The Impact of Dredging on Heterogeneity and Fish Communities in Agricultural Streams of the greater Sandusky River Watershed, Ohio

Cory Becher


Headwater streams comprise about half of the total stream length in the U.S. They help control floods, transport suspended and dissolved matter, and connect upstream landscapes with downstream water bodies. They may also serve as spawning, feeding and nursery habitat for native fish species. Over the last century, however, many of these streams have been dredged into agricultural drainage ditches with homogenous habitat, straight channels and steep bank slopes. Due to the success of erosion control practices, dredging frequency has now been reduced in places and some ditches are returning to a more natural and heterogeneous morphology with meanders, pools, and vegetated benches. As a part of a 4-year project, 20 ditch segments (each 50m long) were block-seined in the Sandusky River drainage for their fish communities in June and September 2011 and sampled for selected habitat variables. Streams varied in time of last dredging and frequency resulting in their level of channel heterogeneity. A total of 6,887 fish belonging to 32 different species were netted, identified to species, assessed for condition, aged (adult, Young-of-Year), and released. Richness varied from 0 to 15 species and abundance varied between 0 and 1851 per 50m ditch segment. Fish species richness was positively correlated with stream heterogeneity in the horizontal and vertical plane of the wetted channel.

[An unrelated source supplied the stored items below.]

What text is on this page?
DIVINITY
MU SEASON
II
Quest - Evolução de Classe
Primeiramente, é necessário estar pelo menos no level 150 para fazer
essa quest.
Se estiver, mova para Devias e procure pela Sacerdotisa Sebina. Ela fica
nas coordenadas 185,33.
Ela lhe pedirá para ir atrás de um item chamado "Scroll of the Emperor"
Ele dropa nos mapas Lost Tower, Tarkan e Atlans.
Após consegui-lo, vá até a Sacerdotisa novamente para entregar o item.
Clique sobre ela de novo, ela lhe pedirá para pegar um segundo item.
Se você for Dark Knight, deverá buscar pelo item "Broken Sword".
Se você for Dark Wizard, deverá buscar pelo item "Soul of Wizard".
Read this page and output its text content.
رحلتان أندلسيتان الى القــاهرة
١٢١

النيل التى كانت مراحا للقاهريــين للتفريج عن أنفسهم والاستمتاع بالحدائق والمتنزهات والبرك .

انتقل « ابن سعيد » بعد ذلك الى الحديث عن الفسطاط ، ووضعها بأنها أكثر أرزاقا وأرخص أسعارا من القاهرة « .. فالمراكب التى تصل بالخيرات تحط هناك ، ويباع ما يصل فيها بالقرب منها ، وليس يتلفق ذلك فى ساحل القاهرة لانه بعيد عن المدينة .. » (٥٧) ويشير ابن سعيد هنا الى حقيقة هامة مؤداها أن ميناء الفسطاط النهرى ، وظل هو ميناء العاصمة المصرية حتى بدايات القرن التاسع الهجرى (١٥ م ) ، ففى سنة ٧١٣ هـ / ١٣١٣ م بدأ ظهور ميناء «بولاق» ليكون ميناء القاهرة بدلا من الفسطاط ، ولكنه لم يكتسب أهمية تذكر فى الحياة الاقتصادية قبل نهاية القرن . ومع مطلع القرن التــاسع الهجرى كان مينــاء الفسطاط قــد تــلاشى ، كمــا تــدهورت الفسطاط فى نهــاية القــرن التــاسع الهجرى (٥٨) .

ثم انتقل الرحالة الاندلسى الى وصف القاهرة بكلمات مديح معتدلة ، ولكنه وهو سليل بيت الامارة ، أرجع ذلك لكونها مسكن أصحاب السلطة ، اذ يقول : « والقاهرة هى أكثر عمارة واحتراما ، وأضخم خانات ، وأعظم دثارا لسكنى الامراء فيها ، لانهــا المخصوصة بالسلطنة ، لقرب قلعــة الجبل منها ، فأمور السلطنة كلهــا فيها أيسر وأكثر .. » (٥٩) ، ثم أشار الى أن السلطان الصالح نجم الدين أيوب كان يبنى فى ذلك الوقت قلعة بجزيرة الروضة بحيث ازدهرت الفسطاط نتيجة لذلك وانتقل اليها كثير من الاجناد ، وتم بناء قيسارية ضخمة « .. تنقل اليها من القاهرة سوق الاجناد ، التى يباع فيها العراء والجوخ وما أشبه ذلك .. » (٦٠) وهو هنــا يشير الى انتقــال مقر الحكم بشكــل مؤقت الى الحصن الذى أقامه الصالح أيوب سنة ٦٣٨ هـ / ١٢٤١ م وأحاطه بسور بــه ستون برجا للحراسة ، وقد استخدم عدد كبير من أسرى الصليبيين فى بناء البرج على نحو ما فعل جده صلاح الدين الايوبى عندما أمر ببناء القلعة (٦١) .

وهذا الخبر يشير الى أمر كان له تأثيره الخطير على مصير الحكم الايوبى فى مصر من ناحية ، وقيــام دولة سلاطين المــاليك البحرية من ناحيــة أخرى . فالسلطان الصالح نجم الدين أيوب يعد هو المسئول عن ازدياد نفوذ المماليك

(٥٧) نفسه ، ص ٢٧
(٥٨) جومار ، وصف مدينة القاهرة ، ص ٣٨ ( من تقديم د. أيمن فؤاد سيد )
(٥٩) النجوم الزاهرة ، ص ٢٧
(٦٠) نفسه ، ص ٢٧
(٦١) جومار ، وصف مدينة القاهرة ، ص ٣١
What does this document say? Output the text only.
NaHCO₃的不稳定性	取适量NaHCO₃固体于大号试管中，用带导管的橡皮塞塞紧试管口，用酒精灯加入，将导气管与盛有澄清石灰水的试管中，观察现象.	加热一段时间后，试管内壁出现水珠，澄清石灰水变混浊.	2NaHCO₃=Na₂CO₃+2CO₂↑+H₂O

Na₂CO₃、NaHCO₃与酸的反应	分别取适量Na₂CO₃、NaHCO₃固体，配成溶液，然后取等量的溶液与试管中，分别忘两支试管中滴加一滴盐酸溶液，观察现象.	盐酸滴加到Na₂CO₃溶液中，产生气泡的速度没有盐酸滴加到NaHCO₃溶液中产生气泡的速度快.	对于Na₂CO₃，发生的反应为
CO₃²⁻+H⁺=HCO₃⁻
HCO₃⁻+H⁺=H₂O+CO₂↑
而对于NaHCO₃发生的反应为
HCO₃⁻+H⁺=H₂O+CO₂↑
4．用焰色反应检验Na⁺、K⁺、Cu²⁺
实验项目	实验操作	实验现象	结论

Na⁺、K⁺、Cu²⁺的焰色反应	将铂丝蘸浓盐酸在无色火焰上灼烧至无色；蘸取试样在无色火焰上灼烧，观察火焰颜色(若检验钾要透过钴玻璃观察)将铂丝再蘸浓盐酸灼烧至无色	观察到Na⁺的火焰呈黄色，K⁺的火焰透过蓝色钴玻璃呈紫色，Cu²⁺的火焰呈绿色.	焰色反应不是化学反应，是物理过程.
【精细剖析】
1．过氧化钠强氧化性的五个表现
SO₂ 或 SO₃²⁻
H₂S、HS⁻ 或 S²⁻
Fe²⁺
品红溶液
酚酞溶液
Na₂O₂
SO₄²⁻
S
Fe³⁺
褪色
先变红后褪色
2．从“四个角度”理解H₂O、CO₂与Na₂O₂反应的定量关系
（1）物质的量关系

Horizontal heterogeneity was a better predictor for the presence of more fish species. Species richness of YOY fishes was positively correlated with horizontal stream heterogeneity, while no relationship was detected between YOY species richness and vertical heterogeneity or percent plant cover. In spite of their sometime degraded conditions, ditches may replace important lost fish habitat, particularly when dredging practices are minimized. Opportunities to incorporate environmental considerations into the management of these channels, while maintaining the drainage function, should be considered.